Oh, pretty much every day. But you know, I know better. You know that there is a limited amount of time. It’s odd that we shot this movie for six months and there just was never enough time in the day to get it all right. But teams would be off doing the freeway work, and I’d already done all the freeway work and the weapons, so it was like, “Why are the stunt girls down there doing more when I’ve already done it and I did it well and shot it from every angle?” I hate giving up a moment. I’m not like this usually. I’m still attached and have been playing the character for 35 years. So I had opinions this time. I’d be like, “Girl, hold that weapon tighter!”
There’s a scene where I had to walk down a hill, it was really a mountain, but it’s a whole different world now. They put you on, like, a harness, so that you don’t fall off the mountain or slip on a rock.

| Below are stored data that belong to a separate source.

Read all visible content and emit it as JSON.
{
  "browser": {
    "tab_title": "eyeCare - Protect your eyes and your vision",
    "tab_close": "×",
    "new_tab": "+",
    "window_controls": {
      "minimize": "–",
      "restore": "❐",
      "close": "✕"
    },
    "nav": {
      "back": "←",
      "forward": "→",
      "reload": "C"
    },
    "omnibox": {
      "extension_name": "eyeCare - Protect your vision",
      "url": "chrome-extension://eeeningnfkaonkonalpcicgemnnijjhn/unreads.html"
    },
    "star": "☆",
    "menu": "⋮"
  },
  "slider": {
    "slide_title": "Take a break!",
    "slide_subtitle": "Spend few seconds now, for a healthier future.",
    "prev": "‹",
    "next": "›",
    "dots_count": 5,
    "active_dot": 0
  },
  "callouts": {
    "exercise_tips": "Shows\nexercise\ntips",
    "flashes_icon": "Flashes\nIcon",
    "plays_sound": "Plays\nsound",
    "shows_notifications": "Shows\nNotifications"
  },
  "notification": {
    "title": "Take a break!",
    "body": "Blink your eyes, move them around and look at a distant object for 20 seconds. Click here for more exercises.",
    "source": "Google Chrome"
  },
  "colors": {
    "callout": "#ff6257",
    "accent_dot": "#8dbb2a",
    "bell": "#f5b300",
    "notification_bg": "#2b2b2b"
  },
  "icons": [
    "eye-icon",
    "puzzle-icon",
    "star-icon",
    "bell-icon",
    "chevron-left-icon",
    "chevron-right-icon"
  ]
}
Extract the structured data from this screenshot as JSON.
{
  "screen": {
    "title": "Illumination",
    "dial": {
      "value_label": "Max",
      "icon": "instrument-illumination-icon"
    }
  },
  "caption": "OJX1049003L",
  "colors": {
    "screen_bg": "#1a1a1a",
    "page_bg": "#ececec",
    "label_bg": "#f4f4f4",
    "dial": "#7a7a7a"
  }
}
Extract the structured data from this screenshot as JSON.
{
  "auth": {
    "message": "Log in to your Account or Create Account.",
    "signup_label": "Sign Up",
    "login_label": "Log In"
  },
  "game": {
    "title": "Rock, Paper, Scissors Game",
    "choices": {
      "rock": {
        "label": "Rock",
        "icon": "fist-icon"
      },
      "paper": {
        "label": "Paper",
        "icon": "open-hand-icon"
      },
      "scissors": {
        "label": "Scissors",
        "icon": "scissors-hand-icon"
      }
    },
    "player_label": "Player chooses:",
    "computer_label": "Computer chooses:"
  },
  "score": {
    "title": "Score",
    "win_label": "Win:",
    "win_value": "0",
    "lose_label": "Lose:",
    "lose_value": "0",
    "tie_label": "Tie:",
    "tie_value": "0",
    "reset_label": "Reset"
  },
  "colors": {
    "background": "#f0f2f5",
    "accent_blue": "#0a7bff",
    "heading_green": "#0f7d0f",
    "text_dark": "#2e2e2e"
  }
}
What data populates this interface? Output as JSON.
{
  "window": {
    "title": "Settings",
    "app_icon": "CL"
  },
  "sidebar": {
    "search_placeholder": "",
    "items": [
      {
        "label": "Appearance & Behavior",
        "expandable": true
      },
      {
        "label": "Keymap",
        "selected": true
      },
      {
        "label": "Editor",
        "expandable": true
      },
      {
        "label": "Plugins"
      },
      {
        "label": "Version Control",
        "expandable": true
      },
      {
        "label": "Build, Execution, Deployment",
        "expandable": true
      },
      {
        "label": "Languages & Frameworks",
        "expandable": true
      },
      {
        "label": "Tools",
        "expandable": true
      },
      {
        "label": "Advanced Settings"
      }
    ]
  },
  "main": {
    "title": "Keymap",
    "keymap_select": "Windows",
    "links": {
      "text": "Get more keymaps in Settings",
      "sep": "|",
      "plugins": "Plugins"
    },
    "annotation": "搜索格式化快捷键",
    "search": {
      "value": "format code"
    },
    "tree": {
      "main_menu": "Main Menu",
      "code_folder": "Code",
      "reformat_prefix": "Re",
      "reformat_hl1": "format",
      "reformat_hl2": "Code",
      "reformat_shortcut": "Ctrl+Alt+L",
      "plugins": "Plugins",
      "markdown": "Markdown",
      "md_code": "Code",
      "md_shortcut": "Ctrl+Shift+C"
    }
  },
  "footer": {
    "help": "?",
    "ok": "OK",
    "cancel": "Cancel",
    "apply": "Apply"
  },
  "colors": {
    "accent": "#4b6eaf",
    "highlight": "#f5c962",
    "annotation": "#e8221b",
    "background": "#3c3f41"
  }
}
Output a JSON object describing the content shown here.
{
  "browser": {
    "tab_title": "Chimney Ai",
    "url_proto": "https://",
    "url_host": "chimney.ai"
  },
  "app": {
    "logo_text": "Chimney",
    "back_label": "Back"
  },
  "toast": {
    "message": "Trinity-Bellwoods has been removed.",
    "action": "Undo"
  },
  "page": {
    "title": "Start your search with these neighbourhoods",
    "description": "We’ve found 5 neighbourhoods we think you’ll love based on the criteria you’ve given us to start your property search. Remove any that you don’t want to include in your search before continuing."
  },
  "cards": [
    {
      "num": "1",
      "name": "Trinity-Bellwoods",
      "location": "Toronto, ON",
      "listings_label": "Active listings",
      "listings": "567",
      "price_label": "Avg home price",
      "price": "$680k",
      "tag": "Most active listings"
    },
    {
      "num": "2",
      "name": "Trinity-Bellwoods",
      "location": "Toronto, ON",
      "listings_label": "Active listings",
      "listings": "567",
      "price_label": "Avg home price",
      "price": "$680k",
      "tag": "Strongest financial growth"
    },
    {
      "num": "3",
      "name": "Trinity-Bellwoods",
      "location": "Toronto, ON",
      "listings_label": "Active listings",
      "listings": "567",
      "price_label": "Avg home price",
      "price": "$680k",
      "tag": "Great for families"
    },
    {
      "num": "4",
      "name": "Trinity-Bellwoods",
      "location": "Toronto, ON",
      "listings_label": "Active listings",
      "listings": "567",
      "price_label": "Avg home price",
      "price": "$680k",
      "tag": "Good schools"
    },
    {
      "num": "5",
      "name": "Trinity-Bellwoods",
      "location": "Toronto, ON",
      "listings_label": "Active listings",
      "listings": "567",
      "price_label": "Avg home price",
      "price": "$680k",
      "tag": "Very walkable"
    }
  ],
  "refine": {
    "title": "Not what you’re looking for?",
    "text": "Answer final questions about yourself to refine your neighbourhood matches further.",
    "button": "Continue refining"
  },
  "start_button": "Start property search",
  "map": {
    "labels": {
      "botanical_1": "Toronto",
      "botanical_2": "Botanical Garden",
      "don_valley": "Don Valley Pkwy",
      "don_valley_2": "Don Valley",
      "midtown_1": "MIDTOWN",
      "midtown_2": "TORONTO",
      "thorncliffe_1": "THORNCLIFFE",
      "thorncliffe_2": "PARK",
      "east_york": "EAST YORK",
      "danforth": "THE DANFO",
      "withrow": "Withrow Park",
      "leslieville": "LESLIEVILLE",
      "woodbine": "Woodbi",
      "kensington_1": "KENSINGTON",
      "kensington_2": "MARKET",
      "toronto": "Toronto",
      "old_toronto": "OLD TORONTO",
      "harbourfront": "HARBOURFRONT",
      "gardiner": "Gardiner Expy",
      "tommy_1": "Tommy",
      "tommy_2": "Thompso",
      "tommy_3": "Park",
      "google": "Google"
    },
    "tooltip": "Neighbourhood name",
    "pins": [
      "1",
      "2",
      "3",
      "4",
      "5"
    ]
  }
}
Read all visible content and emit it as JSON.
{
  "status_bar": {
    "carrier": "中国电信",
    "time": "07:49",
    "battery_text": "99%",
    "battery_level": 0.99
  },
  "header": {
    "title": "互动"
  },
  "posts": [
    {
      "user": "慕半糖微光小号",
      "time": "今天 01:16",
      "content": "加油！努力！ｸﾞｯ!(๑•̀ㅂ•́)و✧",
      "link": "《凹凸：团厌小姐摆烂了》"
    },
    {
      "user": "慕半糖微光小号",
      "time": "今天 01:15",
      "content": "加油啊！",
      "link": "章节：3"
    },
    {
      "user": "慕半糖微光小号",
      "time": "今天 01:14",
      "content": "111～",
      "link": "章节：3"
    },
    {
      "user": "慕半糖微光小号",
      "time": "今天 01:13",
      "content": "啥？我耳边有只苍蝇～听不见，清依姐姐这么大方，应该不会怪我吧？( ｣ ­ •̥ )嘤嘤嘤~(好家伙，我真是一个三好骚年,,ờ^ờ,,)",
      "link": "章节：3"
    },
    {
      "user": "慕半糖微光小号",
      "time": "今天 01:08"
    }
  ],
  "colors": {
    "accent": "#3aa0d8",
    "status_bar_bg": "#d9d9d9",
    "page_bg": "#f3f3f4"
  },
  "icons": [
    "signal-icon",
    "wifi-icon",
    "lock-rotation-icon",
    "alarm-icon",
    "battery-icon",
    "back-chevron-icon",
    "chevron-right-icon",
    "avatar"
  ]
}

It was not that dangerous or anything, but it was kind of uncomfortable. And they said, now [the camera is] going to be on your back, so let Jessi [Fischer, Hamilton’s stunt double] do this first one. I was like, “No, they need to cut her hair like mine!” I am so wanting it to be convincing that I don’t want to give the stunt girl a chance to walk down the mountain for me because they hadn’t cut her hair properly. I was starting to do everyone’s jobs. I think it might’ve been a little bit of a problem for the first time in my career.